Le renforcement des mesures défensives prises par les 27 États membres pour lutter contre les régimes fiscaux dommageables et l’évasion fiscale des entreprises n’a pas permis de combler toutes les lacunes, a conclu la Cour des comptes de l’UE dans son nouveau rapport, publié jeudi 28 novembre.
La Cour recommande donc : - d’améliorer la qualité des déclarations relatives à la directive sur la coopération administrative en matière fiscale (DAC 6) (EUROPE 13465/26) ; - de veiller à ce que l’effet des sanctions prévues dans cette directive soit adéquat ; - de renforcer son soutien au groupe ‘Code de conduite’ du Conseil de l'UE ; - d’assurer un suivi des résultats et de l’impact de la lutte contre les régimes fiscaux dommageables et l’évasion fiscale des entreprises.
Le rapport annuel sur la fiscalité 2023 de la Commission a mis en évidence les pertes de recettes fiscales dues à la planification fiscale agressive et à l’évasion fiscale des entreprises. Ces pertes pourraient avoisiner 172,7 milliards d’euros au niveau mondial, dont 68,2 milliards en Europe. Des études relatives à l’impôt sur le revenu des sociétés estiment que le transfert de bénéfices à l’échelle mondiale s’est traduit par une perte totale de recettes fiscales comprise entre 183 et 274 milliards d’euros.

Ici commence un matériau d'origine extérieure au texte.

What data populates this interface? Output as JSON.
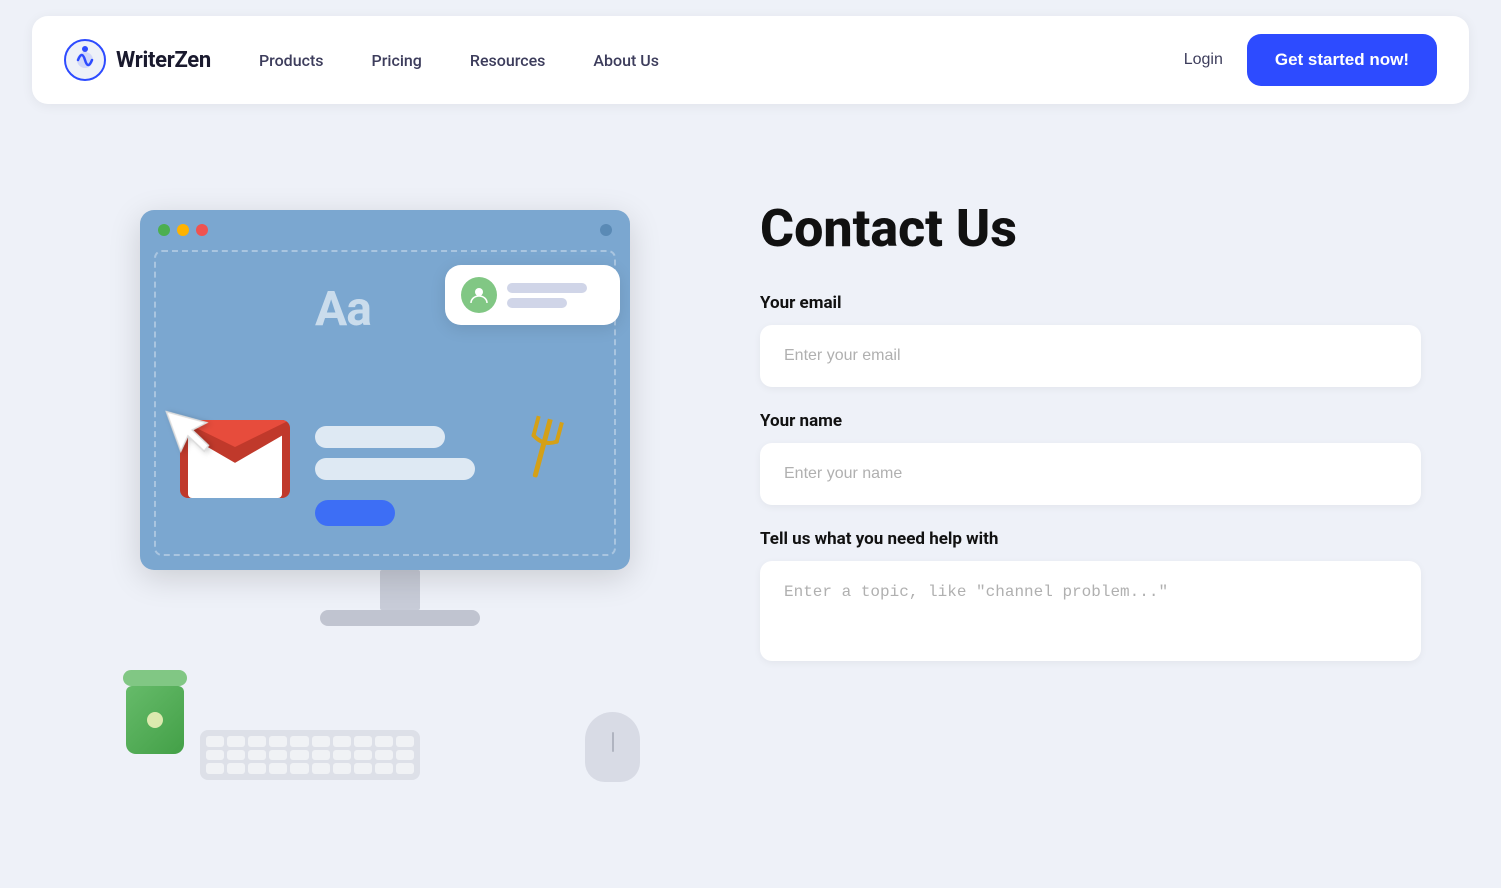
{
  "navbar": {
    "logo_text": "WriterZen",
    "nav_links": [
      {
        "id": "products",
        "label": "Products"
      },
      {
        "id": "pricing",
        "label": "Pricing"
      },
      {
        "id": "resources",
        "label": "Resources"
      },
      {
        "id": "about",
        "label": "About Us"
      }
    ],
    "login_label": "Login",
    "cta_label": "Get started now!"
  },
  "contact_form": {
    "title": "Contact Us",
    "email_label": "Your email",
    "email_placeholder": "Enter your email",
    "name_label": "Your name",
    "name_placeholder": "Enter your name",
    "help_label": "Tell us what you need help with",
    "help_placeholder": "Enter a topic, like \"channel problem...\""
  }
}
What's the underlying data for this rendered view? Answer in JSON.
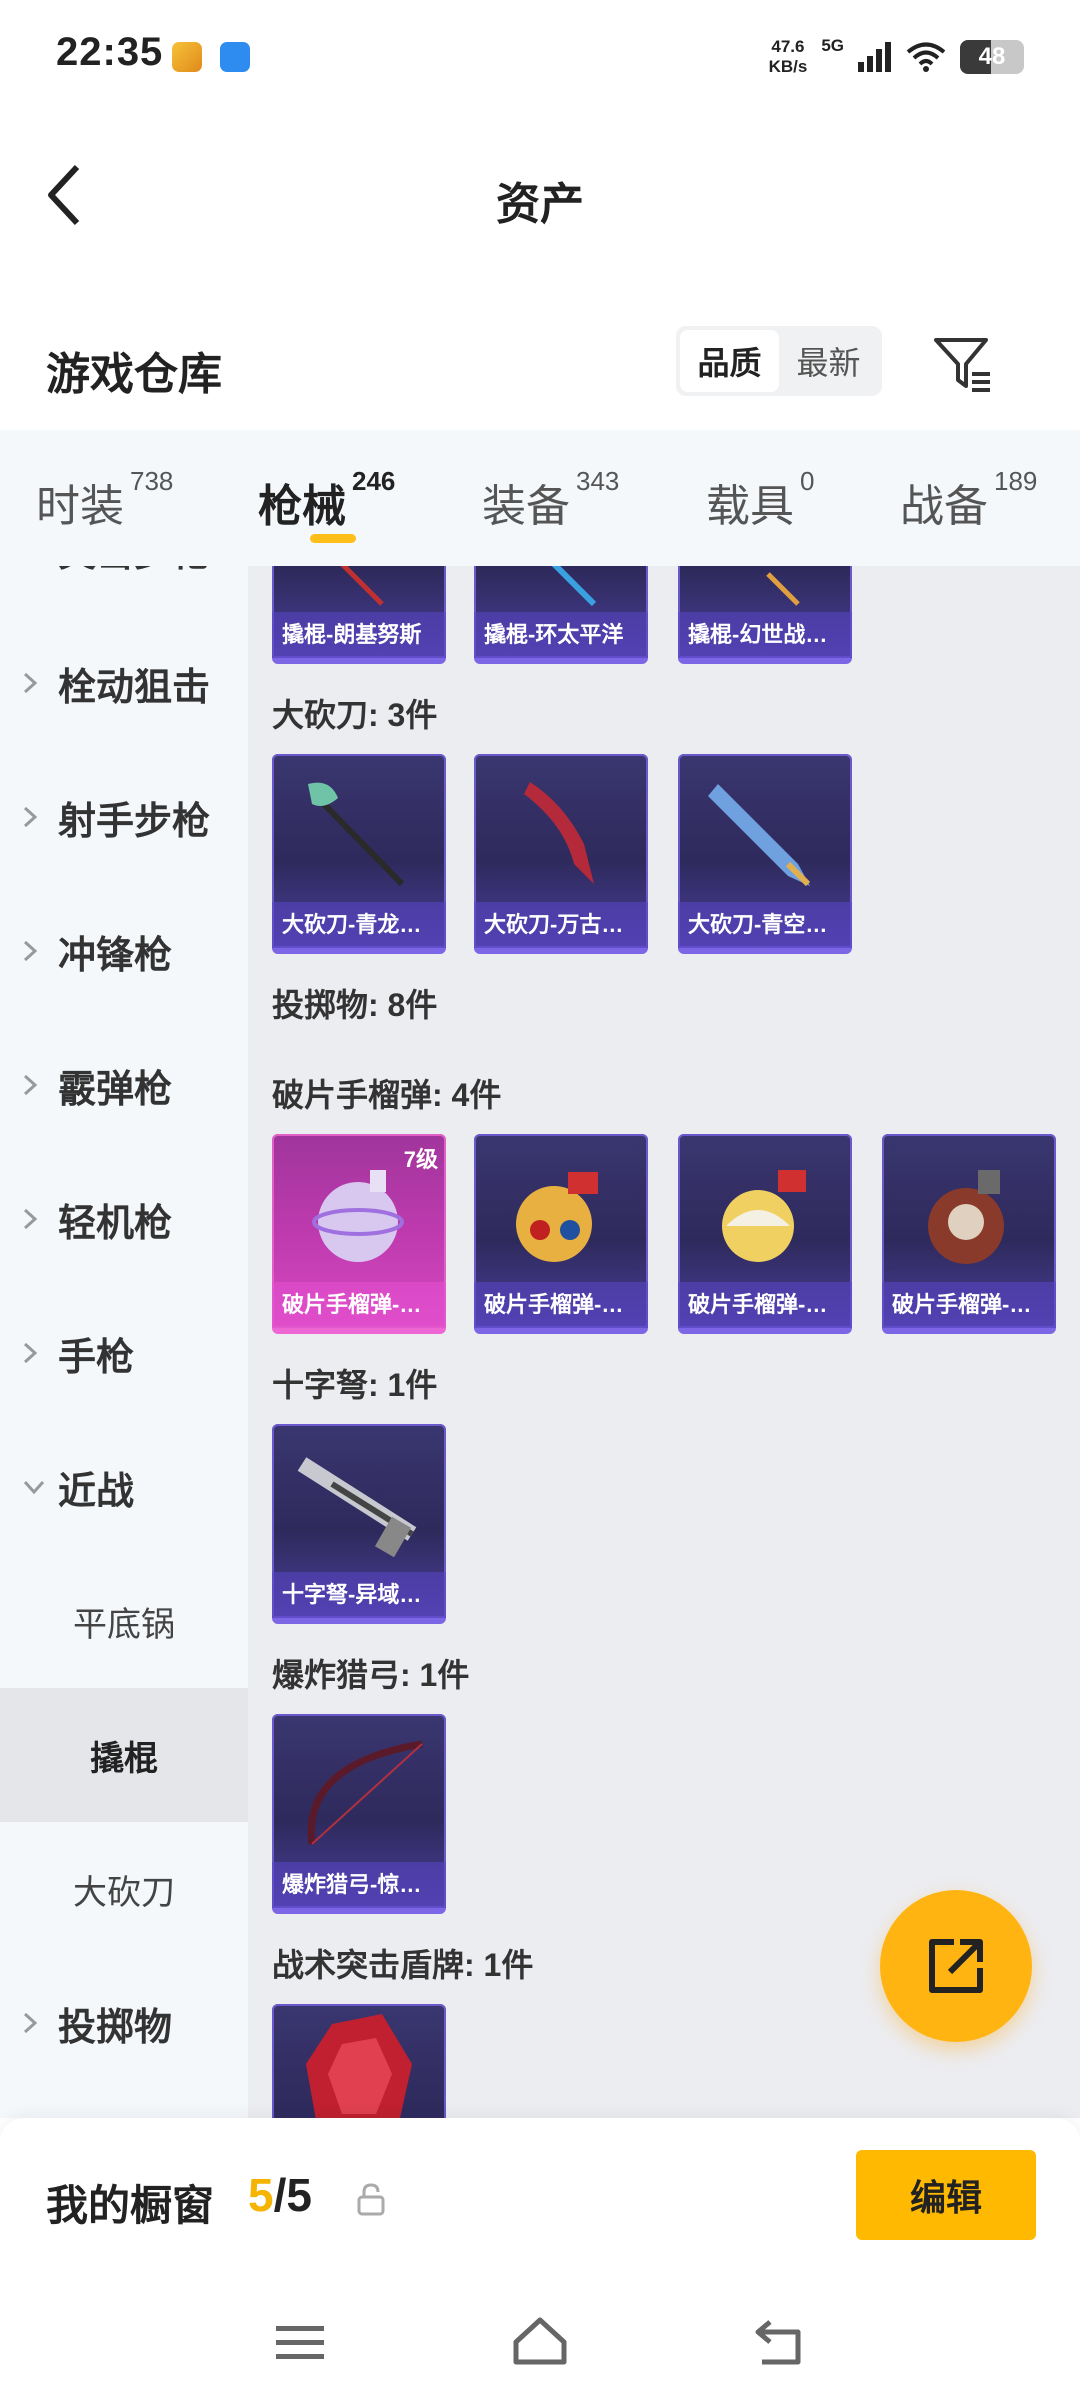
{
  "status_bar": {
    "time": "22:35",
    "net_speed_value": "47.6",
    "net_speed_unit": "KB/s",
    "network_type": "5G",
    "battery": "48",
    "battery_level": 0.48
  },
  "header": {
    "title": "资产"
  },
  "warehouse": {
    "title": "游戏仓库",
    "sort_options": [
      "品质",
      "最新"
    ],
    "sort_selected": "品质"
  },
  "category_tabs": [
    {
      "label": "时装",
      "count": "738"
    },
    {
      "label": "枪械",
      "count": "246",
      "active": true
    },
    {
      "label": "装备",
      "count": "343"
    },
    {
      "label": "载具",
      "count": "0"
    },
    {
      "label": "战备",
      "count": "189"
    }
  ],
  "sidebar": {
    "items": [
      {
        "label": "突击步枪",
        "expanded": false
      },
      {
        "label": "栓动狙击",
        "expanded": false
      },
      {
        "label": "射手步枪",
        "expanded": false
      },
      {
        "label": "冲锋枪",
        "expanded": false
      },
      {
        "label": "霰弹枪",
        "expanded": false
      },
      {
        "label": "轻机枪",
        "expanded": false
      },
      {
        "label": "手枪",
        "expanded": false
      },
      {
        "label": "近战",
        "expanded": true
      },
      {
        "label": "平底锅",
        "sub": true
      },
      {
        "label": "撬棍",
        "sub": true,
        "active": true
      },
      {
        "label": "大砍刀",
        "sub": true
      },
      {
        "label": "投掷物",
        "expanded": false
      }
    ]
  },
  "sections": {
    "crowbar_cards": [
      "撬棍-朗基努斯",
      "撬棍-环太平洋",
      "撬棍-幻世战…"
    ],
    "machete": {
      "header": "大砍刀: 3件",
      "cards": [
        "大砍刀-青龙…",
        "大砍刀-万古…",
        "大砍刀-青空…"
      ]
    },
    "throwables": {
      "header": "投掷物: 8件"
    },
    "grenade": {
      "header": "破片手榴弹: 4件",
      "cards": [
        {
          "label": "破片手榴弹-…",
          "badge": "7级"
        },
        {
          "label": "破片手榴弹-…"
        },
        {
          "label": "破片手榴弹-…"
        },
        {
          "label": "破片手榴弹-…"
        }
      ]
    },
    "crossbow": {
      "header": "十字弩: 1件",
      "cards": [
        "十字弩-异域…"
      ]
    },
    "bow": {
      "header": "爆炸猎弓: 1件",
      "cards": [
        "爆炸猎弓-惊…"
      ]
    },
    "shield": {
      "header": "战术突击盾牌: 1件"
    }
  },
  "showcase": {
    "title": "我的橱窗",
    "current": "5",
    "total": "/5",
    "edit_label": "编辑"
  },
  "icons": {
    "back": "back-arrow-icon",
    "filter": "filter-icon",
    "share": "share-external-icon",
    "lock": "lock-icon",
    "nav": [
      "menu-icon",
      "home-icon",
      "back-icon"
    ]
  },
  "colors": {
    "accent": "#ffb900",
    "tab_indicator": "#ffbe1a",
    "card_purple": "#3a3670",
    "card_pink": "#c03bb0"
  }
}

« L’UE n’a pu ériger qu’un premier rempart, car la fiscalité directe est une prérogative de ses États membres », a souligné la Cour. « La Commission européenne devrait user du peu de pouvoir qui lui est conféré pour combler les lacunes existantes et développer ses orientations à l’intention des pays de l’UE afin de présenter un front uni face aux pratiques fiscales dommageables », a estimé Ildikó Gáll-Pelcz, la membre de la Cour responsable du rapport. « Elle devrait également accélérer la mise en place d’un système commun de suivi de la performance », a-t-elle ajouté.